Now, if this were Waitress, Millie would just endure her existence and perhaps bake a pie or two. Millie ain’t no waitress, however, and she’s got a superpower way tougher than pie-bakin’. She can sing. Millie uses the power of song and 1940’s choreography to whip Adam and his brothers into shape, metaphorically whittling them into men any musical miss would want to date. And they soon find their prospective brides at barn-raising dance – which entails a dance-off with the prospectives’ current boyfriends, natch.
Things develop from there. Oh, it’s glorious, in all the ways that Waitress was not. Characters seize their emotions and act on them, consequences be damned. Feeling blue? Why not express your frustration with a soulful ditty accented by axes for dance props? Of course!

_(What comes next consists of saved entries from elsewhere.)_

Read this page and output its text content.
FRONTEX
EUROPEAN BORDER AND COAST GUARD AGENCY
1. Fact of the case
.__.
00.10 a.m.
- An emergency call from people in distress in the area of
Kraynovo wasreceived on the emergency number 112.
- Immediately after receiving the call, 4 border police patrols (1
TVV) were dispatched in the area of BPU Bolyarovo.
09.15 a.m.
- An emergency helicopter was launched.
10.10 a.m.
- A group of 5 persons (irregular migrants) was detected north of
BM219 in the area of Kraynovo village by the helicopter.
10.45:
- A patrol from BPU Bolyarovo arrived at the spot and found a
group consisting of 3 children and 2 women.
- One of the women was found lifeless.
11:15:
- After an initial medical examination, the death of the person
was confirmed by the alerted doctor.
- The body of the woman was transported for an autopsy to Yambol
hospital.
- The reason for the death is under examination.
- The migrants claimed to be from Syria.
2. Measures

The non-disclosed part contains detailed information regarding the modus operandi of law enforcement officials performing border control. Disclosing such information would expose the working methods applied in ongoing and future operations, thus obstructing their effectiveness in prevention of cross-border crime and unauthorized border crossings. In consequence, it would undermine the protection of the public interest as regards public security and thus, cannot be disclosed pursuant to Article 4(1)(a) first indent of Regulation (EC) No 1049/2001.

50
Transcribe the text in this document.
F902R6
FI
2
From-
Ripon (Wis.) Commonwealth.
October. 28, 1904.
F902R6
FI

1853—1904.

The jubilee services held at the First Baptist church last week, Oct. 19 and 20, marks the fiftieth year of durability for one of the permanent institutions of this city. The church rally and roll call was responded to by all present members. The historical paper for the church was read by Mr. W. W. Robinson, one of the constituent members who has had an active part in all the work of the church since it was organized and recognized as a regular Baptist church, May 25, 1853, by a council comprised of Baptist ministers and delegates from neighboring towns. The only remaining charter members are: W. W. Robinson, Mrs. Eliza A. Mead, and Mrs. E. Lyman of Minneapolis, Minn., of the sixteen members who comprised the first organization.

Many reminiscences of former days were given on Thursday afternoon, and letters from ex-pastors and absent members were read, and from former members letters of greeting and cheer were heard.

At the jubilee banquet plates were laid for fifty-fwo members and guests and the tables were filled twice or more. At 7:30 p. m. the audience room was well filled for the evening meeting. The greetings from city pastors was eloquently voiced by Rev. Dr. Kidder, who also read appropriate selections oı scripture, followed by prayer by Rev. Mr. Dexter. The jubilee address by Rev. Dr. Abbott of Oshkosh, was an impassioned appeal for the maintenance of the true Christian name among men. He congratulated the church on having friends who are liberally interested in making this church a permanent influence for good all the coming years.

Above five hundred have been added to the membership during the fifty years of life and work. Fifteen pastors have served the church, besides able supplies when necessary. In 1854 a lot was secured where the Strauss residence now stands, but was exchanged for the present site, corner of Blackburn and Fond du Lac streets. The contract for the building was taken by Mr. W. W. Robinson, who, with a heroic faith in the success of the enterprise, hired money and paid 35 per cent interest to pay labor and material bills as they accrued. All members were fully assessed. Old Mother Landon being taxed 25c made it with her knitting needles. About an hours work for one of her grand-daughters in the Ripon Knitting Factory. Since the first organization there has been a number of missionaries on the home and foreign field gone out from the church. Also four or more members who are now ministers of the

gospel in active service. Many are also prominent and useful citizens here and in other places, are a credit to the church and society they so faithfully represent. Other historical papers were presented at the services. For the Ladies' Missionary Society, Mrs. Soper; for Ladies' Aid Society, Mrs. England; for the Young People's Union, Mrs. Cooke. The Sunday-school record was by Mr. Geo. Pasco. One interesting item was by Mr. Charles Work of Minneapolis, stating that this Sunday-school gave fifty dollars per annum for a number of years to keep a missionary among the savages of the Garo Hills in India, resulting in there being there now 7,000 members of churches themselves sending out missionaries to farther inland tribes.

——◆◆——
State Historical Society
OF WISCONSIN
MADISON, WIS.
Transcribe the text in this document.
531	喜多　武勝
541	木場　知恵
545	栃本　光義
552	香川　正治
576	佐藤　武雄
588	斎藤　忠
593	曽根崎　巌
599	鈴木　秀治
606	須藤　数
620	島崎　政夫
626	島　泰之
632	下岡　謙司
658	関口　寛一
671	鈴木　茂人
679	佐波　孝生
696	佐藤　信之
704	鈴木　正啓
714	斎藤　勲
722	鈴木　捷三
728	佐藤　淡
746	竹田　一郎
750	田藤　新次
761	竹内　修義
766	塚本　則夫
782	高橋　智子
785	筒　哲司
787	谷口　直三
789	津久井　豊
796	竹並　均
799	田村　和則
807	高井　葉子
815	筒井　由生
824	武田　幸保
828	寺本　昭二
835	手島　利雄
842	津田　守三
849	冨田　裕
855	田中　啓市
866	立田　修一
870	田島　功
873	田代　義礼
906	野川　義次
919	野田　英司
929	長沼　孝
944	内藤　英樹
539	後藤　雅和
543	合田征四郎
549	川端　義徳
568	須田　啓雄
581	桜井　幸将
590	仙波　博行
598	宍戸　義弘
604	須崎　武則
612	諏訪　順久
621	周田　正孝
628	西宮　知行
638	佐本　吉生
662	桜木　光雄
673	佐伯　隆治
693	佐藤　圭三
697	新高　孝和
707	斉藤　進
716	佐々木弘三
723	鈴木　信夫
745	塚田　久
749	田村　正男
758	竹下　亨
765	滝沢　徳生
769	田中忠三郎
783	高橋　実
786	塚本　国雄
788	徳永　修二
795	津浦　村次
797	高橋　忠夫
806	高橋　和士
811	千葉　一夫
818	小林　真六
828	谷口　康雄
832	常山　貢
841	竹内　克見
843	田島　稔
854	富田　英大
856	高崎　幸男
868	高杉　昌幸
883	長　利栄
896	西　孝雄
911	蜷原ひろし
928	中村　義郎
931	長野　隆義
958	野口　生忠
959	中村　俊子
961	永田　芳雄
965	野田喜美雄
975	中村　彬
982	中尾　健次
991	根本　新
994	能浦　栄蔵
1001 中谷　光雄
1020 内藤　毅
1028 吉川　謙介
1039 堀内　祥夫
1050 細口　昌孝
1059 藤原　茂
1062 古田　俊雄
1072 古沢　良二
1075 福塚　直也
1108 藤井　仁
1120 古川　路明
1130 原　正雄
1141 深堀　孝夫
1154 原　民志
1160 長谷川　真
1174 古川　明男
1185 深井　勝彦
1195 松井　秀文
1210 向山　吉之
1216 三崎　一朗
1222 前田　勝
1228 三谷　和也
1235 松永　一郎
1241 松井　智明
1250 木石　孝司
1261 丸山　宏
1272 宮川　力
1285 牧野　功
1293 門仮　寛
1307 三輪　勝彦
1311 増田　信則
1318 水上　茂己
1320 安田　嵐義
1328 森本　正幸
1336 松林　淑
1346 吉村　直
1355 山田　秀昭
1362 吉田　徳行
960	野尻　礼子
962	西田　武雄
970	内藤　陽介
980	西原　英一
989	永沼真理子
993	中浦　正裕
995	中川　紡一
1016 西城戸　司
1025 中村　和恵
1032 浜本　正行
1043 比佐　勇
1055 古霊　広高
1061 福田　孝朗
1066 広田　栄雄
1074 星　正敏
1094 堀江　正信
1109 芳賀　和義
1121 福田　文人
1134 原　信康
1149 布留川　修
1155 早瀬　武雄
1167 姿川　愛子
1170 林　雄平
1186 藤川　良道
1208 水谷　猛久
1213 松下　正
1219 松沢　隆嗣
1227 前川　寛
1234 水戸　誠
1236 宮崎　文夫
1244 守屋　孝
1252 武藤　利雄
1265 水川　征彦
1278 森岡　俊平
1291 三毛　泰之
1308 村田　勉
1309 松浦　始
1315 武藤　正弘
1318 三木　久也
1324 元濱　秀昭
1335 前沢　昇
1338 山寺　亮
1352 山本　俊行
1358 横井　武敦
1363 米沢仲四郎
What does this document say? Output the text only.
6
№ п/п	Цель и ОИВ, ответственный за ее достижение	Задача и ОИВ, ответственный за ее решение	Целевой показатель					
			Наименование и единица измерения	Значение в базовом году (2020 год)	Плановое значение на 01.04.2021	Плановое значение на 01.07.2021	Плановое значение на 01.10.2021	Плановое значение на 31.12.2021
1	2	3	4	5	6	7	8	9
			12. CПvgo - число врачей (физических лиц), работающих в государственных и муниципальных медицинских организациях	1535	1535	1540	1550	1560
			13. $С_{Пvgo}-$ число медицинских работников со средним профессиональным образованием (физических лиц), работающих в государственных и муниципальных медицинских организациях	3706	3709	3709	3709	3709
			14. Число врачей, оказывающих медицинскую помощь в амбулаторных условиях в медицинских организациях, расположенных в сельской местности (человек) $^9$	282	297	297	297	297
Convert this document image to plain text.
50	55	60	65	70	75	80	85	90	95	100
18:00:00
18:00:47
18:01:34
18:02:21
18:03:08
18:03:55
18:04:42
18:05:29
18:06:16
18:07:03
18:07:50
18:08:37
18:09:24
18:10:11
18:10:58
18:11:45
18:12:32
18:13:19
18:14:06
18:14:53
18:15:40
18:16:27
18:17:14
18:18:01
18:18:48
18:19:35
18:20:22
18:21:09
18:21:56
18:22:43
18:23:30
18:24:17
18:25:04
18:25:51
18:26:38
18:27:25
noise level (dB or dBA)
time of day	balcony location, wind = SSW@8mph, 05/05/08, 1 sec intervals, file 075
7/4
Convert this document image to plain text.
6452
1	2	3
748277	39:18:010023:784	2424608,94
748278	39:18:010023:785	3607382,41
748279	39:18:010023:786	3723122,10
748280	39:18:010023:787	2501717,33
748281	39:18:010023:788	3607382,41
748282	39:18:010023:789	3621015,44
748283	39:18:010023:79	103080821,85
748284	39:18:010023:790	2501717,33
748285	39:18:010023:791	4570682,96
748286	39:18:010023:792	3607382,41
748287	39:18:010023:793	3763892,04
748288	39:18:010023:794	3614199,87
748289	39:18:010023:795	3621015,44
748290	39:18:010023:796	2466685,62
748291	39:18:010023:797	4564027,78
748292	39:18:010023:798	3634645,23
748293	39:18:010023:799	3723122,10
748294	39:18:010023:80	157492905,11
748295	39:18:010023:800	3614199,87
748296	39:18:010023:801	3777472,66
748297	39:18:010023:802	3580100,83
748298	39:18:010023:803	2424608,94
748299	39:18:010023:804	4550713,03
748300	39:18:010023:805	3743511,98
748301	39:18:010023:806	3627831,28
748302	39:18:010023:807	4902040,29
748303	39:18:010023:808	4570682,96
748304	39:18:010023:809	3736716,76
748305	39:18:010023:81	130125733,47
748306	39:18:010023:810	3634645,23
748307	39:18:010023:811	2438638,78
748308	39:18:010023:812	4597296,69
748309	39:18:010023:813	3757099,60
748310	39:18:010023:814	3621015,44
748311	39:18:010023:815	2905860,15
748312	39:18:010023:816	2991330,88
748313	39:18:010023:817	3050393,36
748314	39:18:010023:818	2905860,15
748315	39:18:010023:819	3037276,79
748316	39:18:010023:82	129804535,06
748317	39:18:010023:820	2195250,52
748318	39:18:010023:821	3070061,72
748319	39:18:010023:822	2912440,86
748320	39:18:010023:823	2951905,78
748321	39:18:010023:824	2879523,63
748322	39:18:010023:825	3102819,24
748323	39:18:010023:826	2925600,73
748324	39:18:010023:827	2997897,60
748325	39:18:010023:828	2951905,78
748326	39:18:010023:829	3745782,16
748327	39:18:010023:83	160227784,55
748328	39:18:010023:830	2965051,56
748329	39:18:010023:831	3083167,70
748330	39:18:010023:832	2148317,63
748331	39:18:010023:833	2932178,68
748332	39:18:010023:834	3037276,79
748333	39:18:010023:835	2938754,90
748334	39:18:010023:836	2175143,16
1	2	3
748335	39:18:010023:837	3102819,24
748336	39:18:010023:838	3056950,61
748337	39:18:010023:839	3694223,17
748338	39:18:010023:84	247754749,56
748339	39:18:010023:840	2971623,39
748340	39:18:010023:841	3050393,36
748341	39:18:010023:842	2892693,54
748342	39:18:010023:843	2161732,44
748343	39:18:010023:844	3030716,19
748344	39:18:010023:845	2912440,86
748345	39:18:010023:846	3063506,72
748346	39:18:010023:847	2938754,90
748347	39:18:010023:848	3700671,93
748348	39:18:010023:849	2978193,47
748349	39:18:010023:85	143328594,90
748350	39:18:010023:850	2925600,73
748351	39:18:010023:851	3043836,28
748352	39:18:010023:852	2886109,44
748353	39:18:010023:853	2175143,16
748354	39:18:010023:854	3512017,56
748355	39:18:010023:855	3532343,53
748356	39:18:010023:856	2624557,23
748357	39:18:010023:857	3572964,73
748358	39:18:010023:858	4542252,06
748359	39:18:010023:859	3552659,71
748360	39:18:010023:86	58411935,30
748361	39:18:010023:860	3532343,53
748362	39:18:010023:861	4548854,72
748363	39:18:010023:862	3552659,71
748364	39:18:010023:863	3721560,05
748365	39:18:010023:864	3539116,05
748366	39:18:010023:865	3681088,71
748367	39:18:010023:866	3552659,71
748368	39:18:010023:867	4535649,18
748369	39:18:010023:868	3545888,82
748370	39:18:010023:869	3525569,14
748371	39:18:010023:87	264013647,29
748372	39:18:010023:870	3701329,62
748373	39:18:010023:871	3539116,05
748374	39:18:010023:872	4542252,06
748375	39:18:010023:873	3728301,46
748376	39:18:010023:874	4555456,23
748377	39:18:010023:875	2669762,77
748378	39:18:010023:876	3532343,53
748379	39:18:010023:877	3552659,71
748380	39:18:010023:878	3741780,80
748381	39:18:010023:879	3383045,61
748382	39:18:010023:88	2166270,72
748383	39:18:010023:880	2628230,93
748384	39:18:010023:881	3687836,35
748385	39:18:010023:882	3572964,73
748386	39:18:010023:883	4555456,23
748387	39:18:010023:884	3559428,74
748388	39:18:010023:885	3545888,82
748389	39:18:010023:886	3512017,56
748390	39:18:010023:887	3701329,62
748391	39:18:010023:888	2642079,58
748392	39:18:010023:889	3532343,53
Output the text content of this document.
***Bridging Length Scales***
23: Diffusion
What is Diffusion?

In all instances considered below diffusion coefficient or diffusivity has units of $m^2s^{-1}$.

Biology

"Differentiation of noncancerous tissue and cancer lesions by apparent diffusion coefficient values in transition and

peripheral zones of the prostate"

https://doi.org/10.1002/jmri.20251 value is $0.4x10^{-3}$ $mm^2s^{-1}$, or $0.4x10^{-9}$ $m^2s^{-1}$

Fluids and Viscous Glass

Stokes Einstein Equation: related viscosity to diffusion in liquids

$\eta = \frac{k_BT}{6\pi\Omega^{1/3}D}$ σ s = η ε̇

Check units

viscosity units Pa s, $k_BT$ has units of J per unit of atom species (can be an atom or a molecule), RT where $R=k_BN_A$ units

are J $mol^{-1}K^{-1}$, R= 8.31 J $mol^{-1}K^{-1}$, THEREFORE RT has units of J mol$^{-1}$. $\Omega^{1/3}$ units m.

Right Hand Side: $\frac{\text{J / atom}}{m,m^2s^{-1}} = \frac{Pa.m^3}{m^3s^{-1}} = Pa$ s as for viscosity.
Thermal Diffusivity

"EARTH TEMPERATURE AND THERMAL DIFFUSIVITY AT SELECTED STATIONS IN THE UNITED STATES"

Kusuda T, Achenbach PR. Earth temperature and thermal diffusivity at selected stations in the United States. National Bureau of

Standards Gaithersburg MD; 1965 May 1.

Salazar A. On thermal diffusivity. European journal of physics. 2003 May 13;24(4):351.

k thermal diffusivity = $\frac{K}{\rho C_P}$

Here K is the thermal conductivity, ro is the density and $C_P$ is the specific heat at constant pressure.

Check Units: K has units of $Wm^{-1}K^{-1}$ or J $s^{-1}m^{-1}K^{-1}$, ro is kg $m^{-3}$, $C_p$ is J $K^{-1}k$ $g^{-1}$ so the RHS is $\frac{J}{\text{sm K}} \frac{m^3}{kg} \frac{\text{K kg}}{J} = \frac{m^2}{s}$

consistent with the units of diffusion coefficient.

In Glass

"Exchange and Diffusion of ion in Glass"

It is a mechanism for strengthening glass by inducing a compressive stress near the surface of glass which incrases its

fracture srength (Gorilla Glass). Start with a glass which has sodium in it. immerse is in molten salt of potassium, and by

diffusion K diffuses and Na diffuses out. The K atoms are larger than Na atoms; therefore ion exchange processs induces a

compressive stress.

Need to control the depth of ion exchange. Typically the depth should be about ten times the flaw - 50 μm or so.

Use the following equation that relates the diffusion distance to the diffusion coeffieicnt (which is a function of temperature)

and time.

Eventually, the Rape of Sabine Women bit of the tale kicks in, and the sheer ridiculousness of the enterprise makes it wonderful. So clichéd, yet so weird that you can’t take your eyes off it. It’s here, too, that the real difference between the musical-movie world and waitress-world becomes obvious. Everyone in 7B47B is a generally goodhearted person who wants to make others happy and feels an obligation to do the right thing. The people in Waitress don’t. While they aren’t evil, per se, they are the proverbial good men who allow evil to flourish, which is perhaps what makes them so disappointing. Sure, Waitress ostensibly takes place in the real world, unlike 7B47B. But that begs the question of why a “real world” movie relies so heavily on the pure fantasy of motherhood as a cure to all ills.
The bottom line is actually this. 7B47B is just a better movie. There, I said it. While both films claim to be comedies with a certain amount of magic (music, pies), only one can back up its claims. 1948, here I come.